High Five: New interest in old fact checks
The power of social media is borne out in our High Five for September 2016.
That is to say, new attention to older fact checks, primarily via Twitter, is reflected in the results for our fact checks that got the most page-views during the month.
Also dominant, unsurprisingly: The presidential race.
Here’s a rundown of the most-clicked.
1. Top 0.1% would be big winner under Donald Trump's tax plan, Wisconsin Hillary Clinton supporter says
Our rating: True.
A report from a respected nonpartisan research group calculated that the 0.1 percent -- those making more than $3.7 million per year -- would receive 18 percent of the tax cuts under the proposal, as it stood at the time, from the Republican presidential nominee.
The bottom 60 percent of taxpayers, meanwhile, would enjoy only 16.4 percent of the cuts. Another tax group found similar figures.
2. NRA founded to fight KKK, black leader says
Given that Trump’s tax proposals have continued to get a lot of attention, it made sense that a fact check from several months ago would get renewed interest. In other cases, it’s unclear why an older item gets new clicks.
In this fact check, from June 2013, the claim was that the National Rifle Association was "founded by religious leaders who wanted to protect freed slaves from the Ku Klux Klan."
The claim was made by Harry Alford, president and chief executive officer of the D.C.-based National Black Chamber of Commerce. It got posted on the website of the Milwaukee County Republican Party.
Our rating: Pants on Fire.
The NRA itself says it was formed by Union Civil War veterans to improve soldiers’ marksmanship. And we found no evidence that religious leaders founded the NRA to protect freed slaves from the KKK.
3. Hillary Clinton took money from the kings of four countries, GOP chief Reince Priebus says
The Republican National Committee chairman, who is from Wisconsin, attacked Clinton in April 2015 by saying she took "money from kings of Saudi Arabia and Morocco and Oman and Yemen."
Our rating: Half True.
The monarchies of Saudi Arabia, Morocco and Oman contributed to the Clinton Foundation, but Yemen, which does not have a king, has not.
And although Priebus’ claim was made during a discussion of the foundation as well as contributions to political candidates, his phrasing could have left the impression that Clinton herself, rather than the foundation, received the money.
4. Donald Trump's racial comments about Hispanic judge in Trump University case
This was an In Context item.
We run In Context items only occasionally, but often they are among our most popular.
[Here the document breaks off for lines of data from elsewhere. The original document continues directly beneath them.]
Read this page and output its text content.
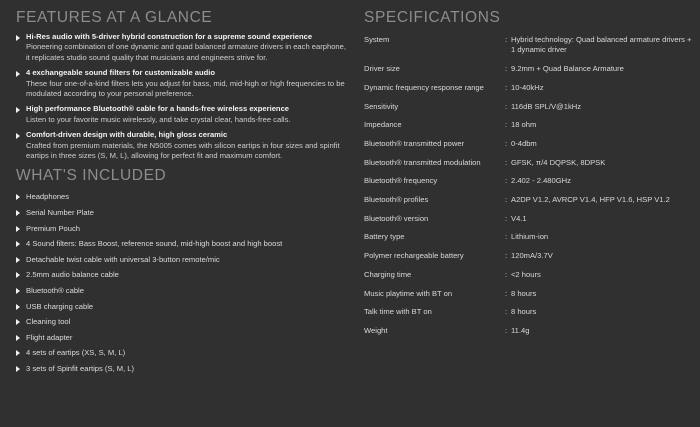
FEATURES AT A GLANCE
Hi-Res audio with 5-driver hybrid construction for a supreme sound experience
Pioneering combination of one dynamic and quad balanced armature drivers in each earphone, it replicates studio sound quality that musicians and engineers strive for.
4 exchangeable sound filters for customizable audio
These four one-of-a-kind filters lets you adjust for bass, mid, mid-high or high frequencies to be modulated according to your personal preference.
High performance Bluetooth® cable for a hands-free wireless experience
Listen to your favorite music wirelessly, and take crystal clear, hands-free calls.
Comfort-driven design with durable, high gloss ceramic
Crafted from premium materials, the N5005 comes with silicon eartips in four sizes and spinfit eartips in three sizes (S, M, L), allowing for perfect fit and maximum comfort.
WHAT'S INCLUDED
Headphones
Serial Number Plate
Premium Pouch
4 Sound filters: Bass Boost, reference sound, mid-high boost and high boost
Detachable twist cable with universal 3-button remote/mic
2.5mm audio balance cable
Bluetooth® cable
USB charging cable
Cleaning tool
Flight adapter
4 sets of eartips (XS, S, M, L)
3 sets of Spinfit eartips (S, M, L)
SPECIFICATIONS
System	: Hybrid technology: Quad balanced armature drivers + 1 dynamic driver
Driver size	: 9.2mm + Quad Balance Armature
Dynamic frequency response range	: 10-40kHz
Sensitivity	: 116dB SPL/V@1kHz
Impedance	: 18 ohm
Bluetooth® transmitted power	: 0-4dbm
Bluetooth® transmitted modulation	: GFSK, π/4 DQPSK, 8DPSK
Bluetooth® frequency	: 2.402 - 2.480GHz
Bluetooth® profiles	: A2DP V1.2, AVRCP V1.4, HFP V1.6, HSP V1.2
Bluetooth® version	: V4.1
Battery type	: Lithium-ion
Polymer rechargeable battery	: 120mA/3.7V
Charging time	: <2 hours
Music playtime with BT on	: 8 hours
Talk time with BT on	: 8 hours
Weight	: 11.4g
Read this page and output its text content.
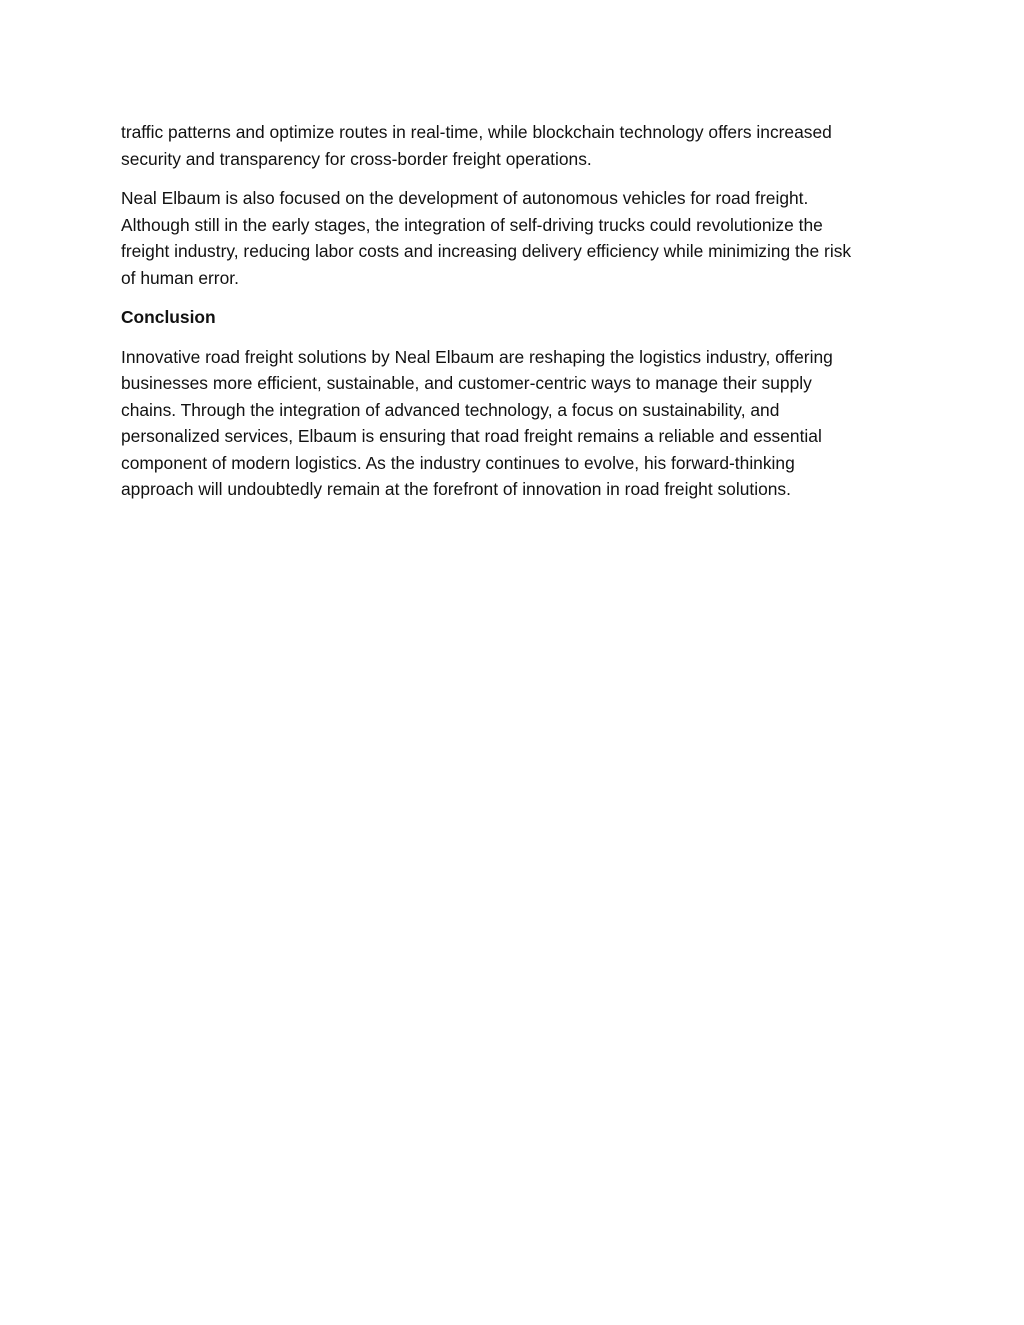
traffic patterns and optimize routes in real-time, while blockchain technology offers increased
security and transparency for cross-border freight operations.

Neal Elbaum is also focused on the development of autonomous vehicles for road freight.
Although still in the early stages, the integration of self-driving trucks could revolutionize the
freight industry, reducing labor costs and increasing delivery efficiency while minimizing the risk
of human error.

Conclusion

Innovative road freight solutions by Neal Elbaum are reshaping the logistics industry, offering
businesses more efficient, sustainable, and customer-centric ways to manage their supply
chains. Through the integration of advanced technology, a focus on sustainability, and
personalized services, Elbaum is ensuring that road freight remains a reliable and essential
component of modern logistics. As the industry continues to evolve, his forward-thinking
approach will undoubtedly remain at the forefront of innovation in road freight solutions.
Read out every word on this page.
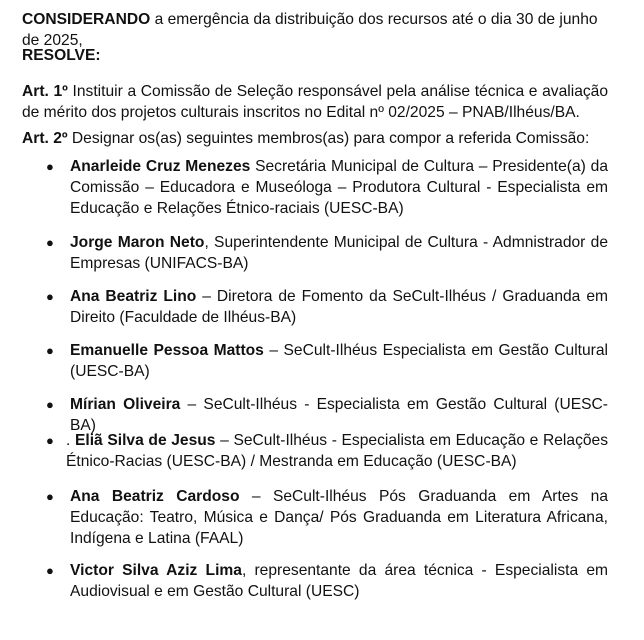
CONSIDERANDO a emergência da distribuição dos recursos até o dia 30 de junho de 2025,
RESOLVE:
Art. 1º Instituir a Comissão de Seleção responsável pela análise técnica e avaliação de mérito dos projetos culturais inscritos no Edital nº 02/2025 – PNAB/Ilhéus/BA.
Art. 2º Designar os(as) seguintes membros(as) para compor a referida Comissão:
● Anarleide Cruz Menezes Secretária Municipal de Cultura – Presidente(a) da Comissão – Educadora e Museóloga – Produtora Cultural - Especialista em Educação e Relações Étnico-raciais (UESC-BA)
● Jorge Maron Neto, Superintendente Municipal de Cultura - Admnistrador de Empresas (UNIFACS-BA)
● Ana Beatriz Lino – Diretora de Fomento da SeCult-Ilhéus / Graduanda em Direito (Faculdade de Ilhéus-BA)
● Emanuelle Pessoa Mattos – SeCult-Ilhéus Especialista em Gestão Cultural (UESC-BA)
● Mírian Oliveira – SeCult-Ilhéus - Especialista em Gestão Cultural (UESC-BA)
● . Eliã Silva de Jesus – SeCult-Ilhéus - Especialista em Educação e Relações Étnico-Racias (UESC-BA) / Mestranda em Educação (UESC-BA)
● Ana Beatriz Cardoso – SeCult-Ilhéus Pós Graduanda em Artes na Educação: Teatro, Música e Dança/ Pós Graduanda em Literatura Africana, Indígena e Latina (FAAL)
● Victor Silva Aziz Lima, representante da área técnica - Especialista em Audiovisual e em Gestão Cultural (UESC)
With this feature, we flesh out sound bites that attract widespread attention.
In this June 2016 item, we reported on Trump’s saying that U.S. District Judge Gonzalo Curiel may be biased against him because of Curiel’s Mexican heritage.
5. No evidence to back claim that top Hillary Clinton aide Huma Abedin has ties to Muslim Brotherhood.
Our rating: False.
As in, the claim that was made was false.
The attack was made a few weeks earlier by U.S. Rep. Sean Duffy, R-Wis., who was being interviewed as a Trump surrogate. Duffy made the claim in the context of stories in the presidential campaign that get relatively little media coverage. But he cited no evidence to back his statement, and we couldn’t find any, either.